Analytical Uncertainty-Based Loss Weighting in Multi-Task Learning
Lukas Kirchdorfer, Cathrin Elich, Simon Kutsche, Heiner Stuckenschmidt, Lukas Schott, Jan M. Köhler
TL;DR
The paper tackles the problem of balancing task losses in multi-task learning by deriving Soft Optimal Uncertainty Weighting (UW-SO), which uses an analytically optimal inverse-loss weighting (UW-O) tempered by a softmax with temperature $T$ to produce normalized task weights. UW-SO aims to match the performance of the combinatorially expensive Scalarization method while remaining computationally efficient, and it demonstrates strong, consistent improvements across NYUv2, Cityscapes, and CelebA with multiple architectures. Key findings show that untuned loss weighting offers substantial gains on smaller models but that larger networks diminish these gains, while learning-rate tuning is critical and weight-decay effects are relatively modest; UW-SO also mitigates UW’s inertia and overfitting tendencies. The work provides a practical, scalable weighting scheme for practitioners and outlines a comprehensive benchmark, including ablations on temperature, oscillations, and cross-dataset performance, with guidance on hyperparameter strategies and future directions for automating temperature selection.

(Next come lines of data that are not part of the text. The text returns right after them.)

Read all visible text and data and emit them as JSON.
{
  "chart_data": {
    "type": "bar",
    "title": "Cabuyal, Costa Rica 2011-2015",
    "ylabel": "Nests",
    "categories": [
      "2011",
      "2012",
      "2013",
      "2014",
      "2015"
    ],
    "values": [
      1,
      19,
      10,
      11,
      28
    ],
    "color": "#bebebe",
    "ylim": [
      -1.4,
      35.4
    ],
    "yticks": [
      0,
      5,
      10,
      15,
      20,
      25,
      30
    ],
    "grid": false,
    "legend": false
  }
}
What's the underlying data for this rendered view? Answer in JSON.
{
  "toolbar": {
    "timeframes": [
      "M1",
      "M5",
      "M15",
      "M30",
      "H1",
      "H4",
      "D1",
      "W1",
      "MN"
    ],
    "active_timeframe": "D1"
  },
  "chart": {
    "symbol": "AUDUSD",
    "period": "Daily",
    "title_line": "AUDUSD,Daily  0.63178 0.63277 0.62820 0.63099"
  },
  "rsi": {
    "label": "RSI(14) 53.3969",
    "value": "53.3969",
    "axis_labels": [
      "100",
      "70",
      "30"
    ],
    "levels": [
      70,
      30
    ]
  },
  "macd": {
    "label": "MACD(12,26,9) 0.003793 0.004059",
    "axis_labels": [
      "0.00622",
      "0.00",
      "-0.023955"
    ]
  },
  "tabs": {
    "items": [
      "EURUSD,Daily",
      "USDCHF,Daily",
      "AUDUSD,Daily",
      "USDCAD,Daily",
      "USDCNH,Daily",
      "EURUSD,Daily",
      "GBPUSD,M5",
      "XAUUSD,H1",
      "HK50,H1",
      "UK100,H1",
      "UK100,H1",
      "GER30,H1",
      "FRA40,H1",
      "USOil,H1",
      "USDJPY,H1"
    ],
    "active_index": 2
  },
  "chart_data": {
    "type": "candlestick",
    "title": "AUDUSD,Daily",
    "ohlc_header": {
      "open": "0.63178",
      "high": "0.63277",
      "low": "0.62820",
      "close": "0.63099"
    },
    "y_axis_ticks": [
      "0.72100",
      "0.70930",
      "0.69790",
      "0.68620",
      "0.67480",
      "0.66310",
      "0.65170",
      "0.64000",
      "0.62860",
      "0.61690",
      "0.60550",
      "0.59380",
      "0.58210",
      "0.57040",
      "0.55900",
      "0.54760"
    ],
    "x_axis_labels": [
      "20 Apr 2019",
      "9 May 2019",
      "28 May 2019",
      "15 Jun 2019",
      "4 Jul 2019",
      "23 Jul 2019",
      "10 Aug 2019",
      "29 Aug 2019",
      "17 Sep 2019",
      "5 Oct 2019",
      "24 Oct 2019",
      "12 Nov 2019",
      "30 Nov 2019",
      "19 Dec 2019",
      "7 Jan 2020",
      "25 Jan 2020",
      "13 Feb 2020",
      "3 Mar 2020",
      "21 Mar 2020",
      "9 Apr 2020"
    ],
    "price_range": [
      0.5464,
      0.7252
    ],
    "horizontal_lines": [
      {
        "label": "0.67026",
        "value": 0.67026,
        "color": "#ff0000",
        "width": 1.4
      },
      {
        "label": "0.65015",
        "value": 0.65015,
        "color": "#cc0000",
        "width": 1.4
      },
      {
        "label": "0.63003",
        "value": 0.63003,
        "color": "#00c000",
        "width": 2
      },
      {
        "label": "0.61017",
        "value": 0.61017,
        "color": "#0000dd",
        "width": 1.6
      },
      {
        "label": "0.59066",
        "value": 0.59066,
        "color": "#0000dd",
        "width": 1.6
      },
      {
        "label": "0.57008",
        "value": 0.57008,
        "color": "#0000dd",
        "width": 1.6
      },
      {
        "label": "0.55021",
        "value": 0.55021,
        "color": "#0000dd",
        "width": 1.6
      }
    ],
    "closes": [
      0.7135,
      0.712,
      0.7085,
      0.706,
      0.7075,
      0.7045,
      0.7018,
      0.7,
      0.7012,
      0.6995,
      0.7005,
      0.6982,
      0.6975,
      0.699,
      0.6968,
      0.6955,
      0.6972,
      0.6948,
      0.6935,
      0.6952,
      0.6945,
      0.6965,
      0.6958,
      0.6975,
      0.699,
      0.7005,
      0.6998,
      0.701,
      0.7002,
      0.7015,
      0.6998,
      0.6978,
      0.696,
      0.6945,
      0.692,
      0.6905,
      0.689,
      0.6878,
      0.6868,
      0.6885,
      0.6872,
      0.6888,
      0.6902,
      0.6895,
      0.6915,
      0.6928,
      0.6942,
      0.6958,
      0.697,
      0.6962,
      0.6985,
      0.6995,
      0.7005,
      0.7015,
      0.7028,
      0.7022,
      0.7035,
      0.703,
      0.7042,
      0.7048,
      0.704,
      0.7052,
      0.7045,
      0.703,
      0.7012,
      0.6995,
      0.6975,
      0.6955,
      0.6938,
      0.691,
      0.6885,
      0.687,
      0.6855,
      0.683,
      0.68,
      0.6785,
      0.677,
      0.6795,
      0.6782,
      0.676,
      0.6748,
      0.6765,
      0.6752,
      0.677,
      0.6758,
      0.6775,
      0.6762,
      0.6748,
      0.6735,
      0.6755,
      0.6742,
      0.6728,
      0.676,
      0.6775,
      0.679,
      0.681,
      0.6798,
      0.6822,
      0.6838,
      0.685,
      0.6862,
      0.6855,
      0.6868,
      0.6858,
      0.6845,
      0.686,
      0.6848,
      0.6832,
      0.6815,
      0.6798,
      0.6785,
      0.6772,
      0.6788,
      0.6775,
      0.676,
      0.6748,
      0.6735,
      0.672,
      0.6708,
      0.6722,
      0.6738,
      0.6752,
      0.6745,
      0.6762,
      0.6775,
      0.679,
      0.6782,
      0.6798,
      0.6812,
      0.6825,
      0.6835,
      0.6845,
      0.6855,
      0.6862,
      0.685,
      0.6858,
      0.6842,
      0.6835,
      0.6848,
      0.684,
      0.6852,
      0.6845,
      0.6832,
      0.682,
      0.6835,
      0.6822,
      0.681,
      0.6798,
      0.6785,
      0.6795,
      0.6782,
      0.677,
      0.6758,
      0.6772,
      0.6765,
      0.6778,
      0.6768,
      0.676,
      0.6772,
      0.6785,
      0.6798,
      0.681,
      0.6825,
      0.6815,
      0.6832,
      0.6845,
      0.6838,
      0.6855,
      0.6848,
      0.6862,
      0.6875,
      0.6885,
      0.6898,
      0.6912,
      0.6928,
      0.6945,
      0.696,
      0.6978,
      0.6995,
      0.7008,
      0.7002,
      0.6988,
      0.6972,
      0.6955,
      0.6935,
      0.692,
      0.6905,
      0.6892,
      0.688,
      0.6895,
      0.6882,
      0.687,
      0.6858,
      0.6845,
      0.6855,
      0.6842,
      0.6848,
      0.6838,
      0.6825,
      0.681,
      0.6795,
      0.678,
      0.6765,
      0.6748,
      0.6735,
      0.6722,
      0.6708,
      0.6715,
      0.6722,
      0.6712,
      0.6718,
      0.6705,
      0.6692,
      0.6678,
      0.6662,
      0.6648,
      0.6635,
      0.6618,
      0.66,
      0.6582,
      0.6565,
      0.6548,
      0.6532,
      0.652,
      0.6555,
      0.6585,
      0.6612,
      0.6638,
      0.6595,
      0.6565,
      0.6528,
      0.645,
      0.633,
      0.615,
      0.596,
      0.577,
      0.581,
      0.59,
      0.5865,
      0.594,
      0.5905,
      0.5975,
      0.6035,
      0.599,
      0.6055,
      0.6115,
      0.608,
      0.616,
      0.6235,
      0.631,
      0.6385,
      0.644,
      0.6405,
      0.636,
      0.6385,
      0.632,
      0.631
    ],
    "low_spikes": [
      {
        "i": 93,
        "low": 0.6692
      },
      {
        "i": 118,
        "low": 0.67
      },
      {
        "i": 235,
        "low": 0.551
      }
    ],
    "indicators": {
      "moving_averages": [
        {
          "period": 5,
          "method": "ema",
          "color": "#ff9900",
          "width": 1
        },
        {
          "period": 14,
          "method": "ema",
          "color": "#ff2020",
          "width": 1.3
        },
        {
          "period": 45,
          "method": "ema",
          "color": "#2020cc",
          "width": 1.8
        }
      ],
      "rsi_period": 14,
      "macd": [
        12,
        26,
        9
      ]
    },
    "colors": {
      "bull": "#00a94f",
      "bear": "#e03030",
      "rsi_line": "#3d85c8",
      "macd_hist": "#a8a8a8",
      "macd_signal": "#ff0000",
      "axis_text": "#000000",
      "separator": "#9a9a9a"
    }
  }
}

The proposed method thereby contributes a theoretically grounded, easily tunable approach to loss balancing that improves MTL performance without incurring the heavy computational cost of exhaustive weight searches.
Abstract
With the rise of neural networks in various domains, multi-task learning (MTL) gained significant relevance. A key challenge in MTL is balancing individual task losses during neural network training to improve performance and efficiency through knowledge sharing across tasks. To address these challenges, we propose a novel task-weighting method by building on the most prevalent approach of Uncertainty Weighting and computing analytically optimal uncertainty-based weights, normalized by a softmax function with tunable temperature. Our approach yields comparable results to the combinatorially prohibitive, brute-force approach of Scalarization while offering a more cost-effective yet high-performing alternative. We conduct an extensive benchmark on various datasets and architectures. Our method consistently outperforms six other common weighting methods. Furthermore, we report noteworthy experimental findings for the practical application of MTL. For example, larger networks diminish the influence of weighting methods, and tuning the weight decay has a low impact compared to the learning rate.